Il est aujourd’hui bien connu que les armes nucléaires tuent sans distinction et violent ainsi les Conventions de Genève. Parmi les spécialistes du droit international, la question de savoir si la possession et la fabrication d’armes nucléaires constituent déjà un crime contre l’humanité est controversée. Si le bon sens trouve rapidement une réponse à l’aspect théorique des choses, leur réalité concrète est beaucoup moins facile à appréhender. Et la réalité des armes nucléaires implique une logique toute particulière, à laquelle toute personne éprise de paix préfère se fermer, tant elle est effrayante. Mais la politique de l’autruche ne résout pas le problème.
    Les Etats-Unis sont la seule puissance à avoir fait usage de l’arme nucléaire, et cela dans un pays dont la plupart des villes avaient déjà été détruites par des bombes incendiaires. Les bombardements américains ont ainsi fait plus de victimes civiles à Tokyo qu’à Hiroshima. Non seulement l’«Enola Gay» et sa cargaison meurtrière étaient accompagnés au-dessus d’Hiroshima par un avion bourré d’instruments scientifiques permettant de mesurer avec précision les événements mortels. Et le pilote n’a jamais exprimé de remords jusqu’à la fin de sa vie, mais le largage n’était même pas nécessaire sur le plan militaire: il s’agissait d’une démonstration de force, notamment vis-à-vis de l’Union soviétique. Cela a été démontré depuis des années avec la plus grande précision, notamment par Florian Coulmas et Paul H. Johnston.2
    En 1949, l’horloge de l’apocalypse a ensuite été réglée sur minuit moins trois minutes, lorsque l’Union soviétique a effectué son premier test d’arme nucléaire. Et à minuit moins deux en 1953, lorsque les deux anciens alliés contre les nazis ont testé la bombe à hydrogène. Mais tout le monde n’était pas d’accord avec la position des aiguilles. Klaus Fuchs, par exemple, a révélé aux Soviétiques les plans de la bombe atomique américaine afin, selon lui, de rendre le monde plus sûr. Comment faut-il comprendre cela? Nous voici arrivés au cœur de la logique des armes nucléaires et du maintien de la paix à l’ère de ces armes, de l’«équilibre de la terreur». La crise de Cuba l’a démontré clairement: les deux parties ne pouvaient pas tolérer d’un côté des armes nucléaires américaines en Turquie, et de l’autre des armes nucléaires russes à Cuba, car le temps de réaction en cas d’attaque réelle ou supposée aurait été fatalement court. Heureusement, Khrouchtchev et Kennedy se sont mis d’accord. Mais comme l’a dit le secrétaire américain à la défense de l’époque, Robert S. McNamara, dans son récit de vie «Fog of war», c’était vraiment de la pure chance, «it was luck, we just lucked out».

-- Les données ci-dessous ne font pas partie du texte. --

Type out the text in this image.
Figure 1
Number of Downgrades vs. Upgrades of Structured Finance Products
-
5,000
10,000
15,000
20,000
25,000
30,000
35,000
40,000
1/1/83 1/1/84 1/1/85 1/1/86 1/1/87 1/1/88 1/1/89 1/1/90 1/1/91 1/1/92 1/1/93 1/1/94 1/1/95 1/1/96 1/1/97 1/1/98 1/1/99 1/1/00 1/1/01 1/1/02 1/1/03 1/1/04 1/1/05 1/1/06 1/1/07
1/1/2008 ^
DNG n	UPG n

Traité ABM en 1972 – maintenir ouverte
la «fenêtre de vulnérabilité»

Un téléphone rouge a alors été installé, car le développement de missiles intercontinentaux exigeait une communication rapide entre les deux commandants en chef.
    Arrivent les années 1970, avec une situation planétaire qui n’est en rien plus confortable. Et c’est dans ce contexte que les dirigeants des deux superpuissances se sont efforcés à conclure un accord, le traité ABM. Conclu le 26 mai 1972, l’Anti-Ballistic-Missiles-Treaty, en français Traité de défense antimissile, suivait la logique de la guerre avec des armes nucléaires: les deux parties voulaient maintenir ouverte la «fenêtre de vulnérabilité». On a donc délibérément renoncé à pouvoir contrer avec des missiles spécialement installés à cet effet la contre-attaque attendue de l’adversaire après une première frappe nucléaire. Pourquoi une telle complexité? C’est très simple: si les deux parties étaient en mesure de se venger et d’anéantir également l’adversaire, les deux parties renonceraient à une première frappe. Car cela reviendrait à se suicider mutuellement. On s’est donc accordé mutuellement la «capacité de contre-attaque». Voilà; pour quiconque parlerait de folie, l’abréviation de cette logique d’armement nucléaire était bel et bien MAD, l’adjectif «fou», mais aussi l’acronyme de «Mutual Assured Destruction» (destruction mutuelle assurée). C’est sur cette base que reposait l’architecture de «sécurité» extrêmement bancale de la guerre froide. On parlait aussi d’«équilibre de la terreur».
    Le traité interdisait non seulement la construction de systèmes de défense nationaux (c’est-à-dire protégeant le territoire de la Russie ou des Etats-Unis) contre les missiles balistiques, mais il comprenait également l’interdiction de déployer des composants de systèmes de défense antimissile en mer, dans des avions et dans l’espace.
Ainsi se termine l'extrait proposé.